カイは炙った骨付きのあばら肉と、手をベタベタにしながら格闘している。
暖炉にかけられた鍋からは、ヨーの乳のシチューが美味しそうな匂いを漂わせていた。
「ヨーはこの地の特産です。羊と鳥の合いの子のような生き物で……、ヨー毛も羽も嘴も角も、乳も肉も、棄てるところがありませんの。さあさ、どうかご遠慮なさらずに召し上がってくださいね。義母から習った伝統のヨー料理です」
サエは恥ずかしそうに料理を勧めた。一児の母とは思えない線の細い若妻である。
「とても美味しいです」
賢者は上品に、銀のナイフとフォークで肉を切り分けている。
ニルギリとケサルは、カイと同じく手づかみだった。
「にんじん、きらぁい」
「こら、好き嫌いしないで食べなさい」
「にんじん、いやぁぁ」
「あー、俺も人参苦手だわ」
ニルギリがスイと目線を合わせて悪戯っぽく笑う。
「でも、お母さんに怒られちゃうから、せーので頑張って食べような」
「むー、んー、せーのっ!」
カイは、家族の縁に恵まれない幼年期を過ごしたので、スイの無邪気さがうらやましい。
目の前の団欒の光景を自分のそのころと重ね合わせると、暖炉の炎が視界を赤く滲ませる。
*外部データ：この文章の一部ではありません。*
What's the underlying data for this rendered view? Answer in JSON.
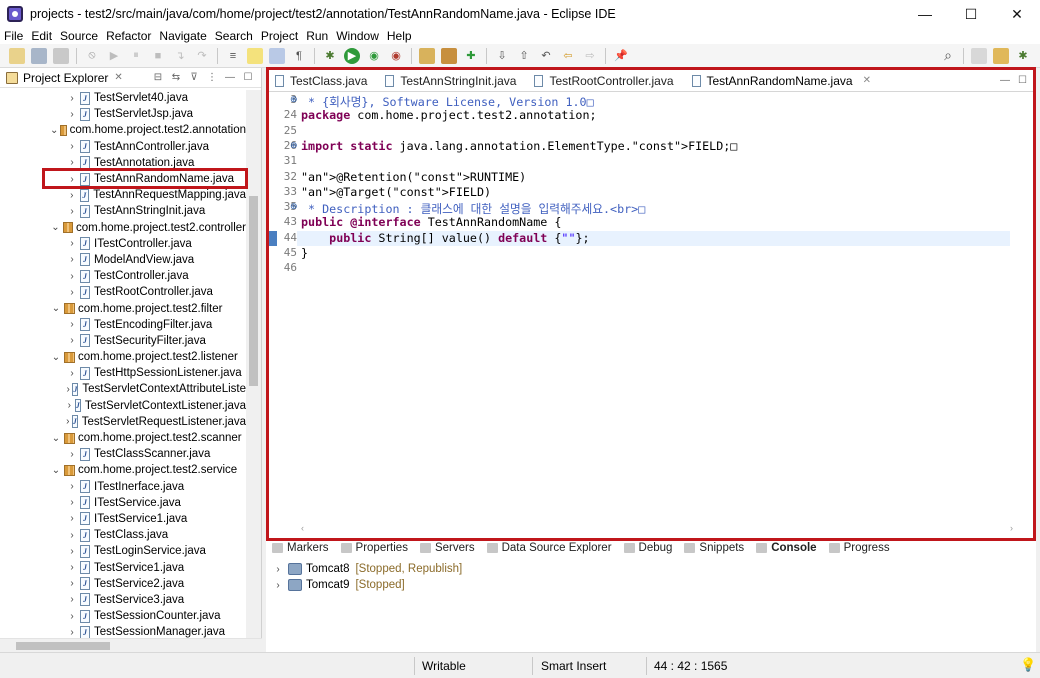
{
  "window": {
    "title": "projects - test2/src/main/java/com/home/project/test2/annotation/TestAnnRandomName.java - Eclipse IDE",
    "controls": [
      "—",
      "☐",
      "✕"
    ]
  },
  "menu": [
    "File",
    "Edit",
    "Source",
    "Refactor",
    "Navigate",
    "Search",
    "Project",
    "Run",
    "Window",
    "Help"
  ],
  "explorer": {
    "tab_label": "Project Explorer",
    "selected": "TestAnnRandomName.java",
    "tree": [
      {
        "type": "file",
        "label": "TestServlet40.java",
        "expanded": false
      },
      {
        "type": "file",
        "label": "TestServletJsp.java",
        "expanded": false
      },
      {
        "type": "package",
        "label": "com.home.project.test2.annotation",
        "expanded": true
      },
      {
        "type": "file",
        "label": "TestAnnController.java",
        "expanded": false
      },
      {
        "type": "file",
        "label": "TestAnnotation.java",
        "expanded": false
      },
      {
        "type": "file",
        "label": "TestAnnRandomName.java",
        "expanded": false
      },
      {
        "type": "file",
        "label": "TestAnnRequestMapping.java",
        "expanded": false
      },
      {
        "type": "file",
        "label": "TestAnnStringInit.java",
        "expanded": false
      },
      {
        "type": "package",
        "label": "com.home.project.test2.controller",
        "expanded": true
      },
      {
        "type": "file",
        "label": "ITestController.java",
        "expanded": false
      },
      {
        "type": "file",
        "label": "ModelAndView.java",
        "expanded": false
      },
      {
        "type": "file",
        "label": "TestController.java",
        "expanded": false
      },
      {
        "type": "file",
        "label": "TestRootController.java",
        "expanded": false
      },
      {
        "type": "package",
        "label": "com.home.project.test2.filter",
        "expanded": true
      },
      {
        "type": "file",
        "label": "TestEncodingFilter.java",
        "expanded": false
      },
      {
        "type": "file",
        "label": "TestSecurityFilter.java",
        "expanded": false
      },
      {
        "type": "package",
        "label": "com.home.project.test2.listener",
        "expanded": true
      },
      {
        "type": "file",
        "label": "TestHttpSessionListener.java",
        "expanded": false
      },
      {
        "type": "file",
        "label": "TestServletContextAttributeListe",
        "expanded": false
      },
      {
        "type": "file",
        "label": "TestServletContextListener.java",
        "expanded": false
      },
      {
        "type": "file",
        "label": "TestServletRequestListener.java",
        "expanded": false
      },
      {
        "type": "package",
        "label": "com.home.project.test2.scanner",
        "expanded": true
      },
      {
        "type": "file",
        "label": "TestClassScanner.java",
        "expanded": false
      },
      {
        "type": "package",
        "label": "com.home.project.test2.service",
        "expanded": true
      },
      {
        "type": "file",
        "label": "ITestInerface.java",
        "expanded": false
      },
      {
        "type": "file",
        "label": "ITestService.java",
        "expanded": false
      },
      {
        "type": "file",
        "label": "ITestService1.java",
        "expanded": false
      },
      {
        "type": "file",
        "label": "TestClass.java",
        "expanded": false
      },
      {
        "type": "file",
        "label": "TestLoginService.java",
        "expanded": false
      },
      {
        "type": "file",
        "label": "TestService1.java",
        "expanded": false
      },
      {
        "type": "file",
        "label": "TestService2.java",
        "expanded": false
      },
      {
        "type": "file",
        "label": "TestService3.java",
        "expanded": false
      },
      {
        "type": "file",
        "label": "TestSessionCounter.java",
        "expanded": false
      },
      {
        "type": "file",
        "label": "TestSessionManager.java",
        "expanded": false
      }
    ]
  },
  "editor": {
    "tabs": [
      {
        "label": "TestClass.java",
        "active": false
      },
      {
        "label": "TestAnnStringInit.java",
        "active": false
      },
      {
        "label": "TestRootController.java",
        "active": false
      },
      {
        "label": "TestAnnRandomName.java",
        "active": true
      }
    ],
    "lines": [
      {
        "num": "3",
        "fold": "⊕",
        "text": " * {회사명}, Software License, Version 1.0□"
      },
      {
        "num": "24",
        "fold": "",
        "text": "package com.home.project.test2.annotation;"
      },
      {
        "num": "25",
        "fold": "",
        "text": ""
      },
      {
        "num": "26",
        "fold": "⊕",
        "text": "import static java.lang.annotation.ElementType.FIELD;□"
      },
      {
        "num": "31",
        "fold": "",
        "text": ""
      },
      {
        "num": "32",
        "fold": "",
        "text": "@Retention(RUNTIME)"
      },
      {
        "num": "33",
        "fold": "",
        "text": "@Target(FIELD)"
      },
      {
        "num": "35",
        "fold": "⊕",
        "text": " * Description : 클래스에 대한 설명을 입력해주세요.<br>□"
      },
      {
        "num": "43",
        "fold": "",
        "text": "public @interface TestAnnRandomName {"
      },
      {
        "num": "44",
        "fold": "",
        "text": "    public String[] value() default {\"\"};"
      },
      {
        "num": "45",
        "fold": "",
        "text": "}"
      },
      {
        "num": "46",
        "fold": "",
        "text": ""
      }
    ]
  },
  "bottom_panel": {
    "tabs": [
      "Markers",
      "Properties",
      "Servers",
      "Data Source Explorer",
      "Debug",
      "Snippets",
      "Console",
      "Progress"
    ],
    "active_tab": "Console",
    "servers": [
      {
        "name": "Tomcat8",
        "status": "[Stopped, Republish]"
      },
      {
        "name": "Tomcat9",
        "status": "[Stopped]"
      }
    ]
  },
  "statusbar": {
    "mode": "Writable",
    "insert": "Smart Insert",
    "position": "44 : 42 : 1565"
  }
}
ダダは街にヨーのチーズや毛織物を卸しに行った帰りに、あの場所で襲われたそうだ。
憂い顔のサエに、賢者はダダの傷の手当ての仕方や麻痺の残る左手の訓練のコツなどを伝える。
ついでに、医者のいない辺境の事情などを聴き、軟膏や解熱剤などいくつかの足りていない薬を処方する。
サエはまた、何度も頭を下げて謝意を伝えた。
※※※
翌朝、賢者はサエからヨーを一頭譲り受けた。
ホワンの村へ贈るためであるという。
もちろんホワンへは祭りの間の滞在に予め十分な対価を払っているし、自分たちの分の食料まで持参していた。
しかし、ヨーはとても貴重な家畜である。祭りの贈り物としてふさわしいだろう、と。
ケサルもその案に賛成した。
賢者がサエに渡したヨーの購入費は、一宿の礼を足したとしても多すぎるほどだと、カイには思われた。
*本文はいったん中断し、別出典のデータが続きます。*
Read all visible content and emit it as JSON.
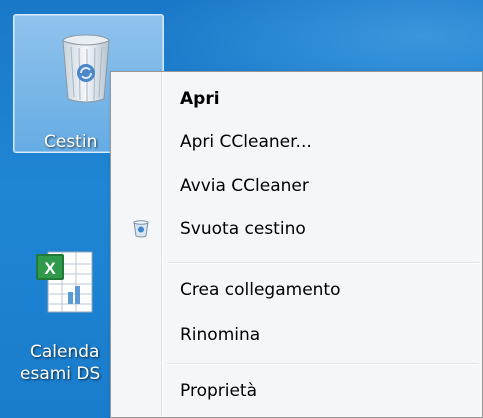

「ダダさんが働けるようになるまでの、この冬は母娘にとって厳しい季節になるでしょう。秋に蓄えた肉や保存食も、私たちがかなり減らしてしまいました。私は賢者ですし、こういう時のために5国連盟からお給金をいただいているんですから、いいんですよ」
賢者はどうやら高給取りらしい。
間近で見るヨーは、なんというか、想像よりもとても大きかった。
涎でべちょべちょした舌が、カイの頬をべろん、と舐めとって、ヨーは「ヨー」と鳴いた。
友好的な挨拶だと思っていいのだろうかと、カイは少し悩んだ。
スイが、「ばいばーい」と、一行の姿が森へ消えるまで、手を振って見送ってくれた。